One CBD lawsuit describes the plight of the Santa Ana sucker, a southern California fish listed as threatened in 2000. Two Interior officials overruled federal scientists who had proposed 23,719 acres of critical habitat protection. The fish got 8,305 acres.

After that decision, however, an internal document dated Dec. 22, 2004, reveals agency staff grousing that the decision at headquarters made no sense and warned of "how difficult this one will be when it comes to straight-facing it with the public and the press."

Political interference is part of a pattern in the Bush administration, the CBD claims. The Bush presidency has seen 58 species listed as endangered, fewer than during any presidency since the law was enacted in 1973. By contrast, 522 were listed under President Bill Clinton and 231 under President George H.W. Bush.

Mr. Vickery at Interior counters that environmental groups won't talk about the tangle of lawsuits they've brought, and how those, combined with limited budgets and manpower at the department's US Fish and Wildlife Service, have slowed the agency's ability to get species listed and critical habitat designated.

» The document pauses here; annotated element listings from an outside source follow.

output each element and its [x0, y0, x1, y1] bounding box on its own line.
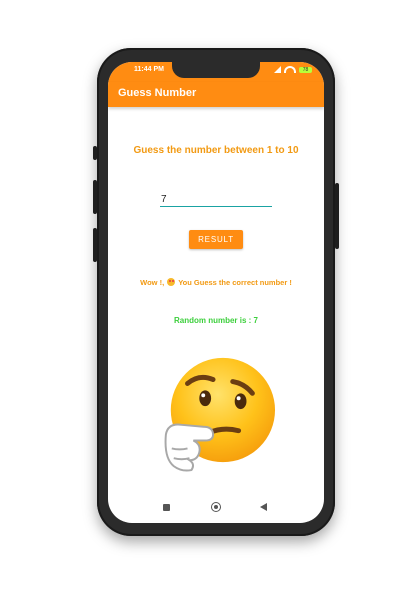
guess-prompt: Guess the number between 1 to 10	[133, 145, 299, 156]
result-prefix: Wow !,	[140, 278, 165, 287]
camera-notch	[172, 62, 260, 78]
result-message: Wow !, You Guess the correct number !	[108, 278, 324, 287]
guess-input[interactable]	[160, 192, 272, 207]
side-button-left-2	[93, 228, 97, 262]
status-icons: 78	[274, 66, 312, 73]
thinking-face-emoji-icon	[164, 357, 276, 472]
recent-apps-icon[interactable]	[163, 504, 170, 511]
phone-screen: 11:44 PM 78 Guess Number Guess the numbe…	[108, 62, 324, 523]
side-button-right	[335, 183, 339, 249]
signal-icon	[274, 66, 281, 73]
power-button-left	[93, 180, 97, 214]
back-icon[interactable]	[260, 503, 267, 511]
wifi-icon	[284, 66, 296, 73]
volume-button-left	[93, 146, 97, 160]
result-button[interactable]: RESULT	[189, 230, 243, 249]
home-icon[interactable]	[211, 502, 221, 512]
random-number-text: Random number is : 7	[173, 316, 258, 325]
system-nav-bar	[108, 500, 324, 516]
battery-icon: 78	[299, 66, 312, 73]
app-bar: Guess Number	[108, 82, 324, 107]
heart-eyes-emoji-icon	[167, 278, 176, 286]
app-title: Guess Number	[118, 87, 197, 99]
phone-frame: 11:44 PM 78 Guess Number Guess the numbe…	[93, 48, 339, 536]
result-suffix: You Guess the correct number !	[178, 278, 292, 287]
status-time: 11:44 PM	[134, 66, 164, 73]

"We have inherited years of this stuff," he says. "There's a practical problem of how to list species when you don't have the staff you need."

Legal experts aren't so sure. While agreeing that lawsuits are slowing the ESA process, they say the Bush administration should be making its complaint to Congress – not violating the law and provoking more suits.

"The courts have said you can't use the excuse that you don't have the resources," Professor Parenteau says. "The real fault isn't with the CBD, it's with the administration and Congress. They should change ESA requirements if they don't believe them to be truly justified."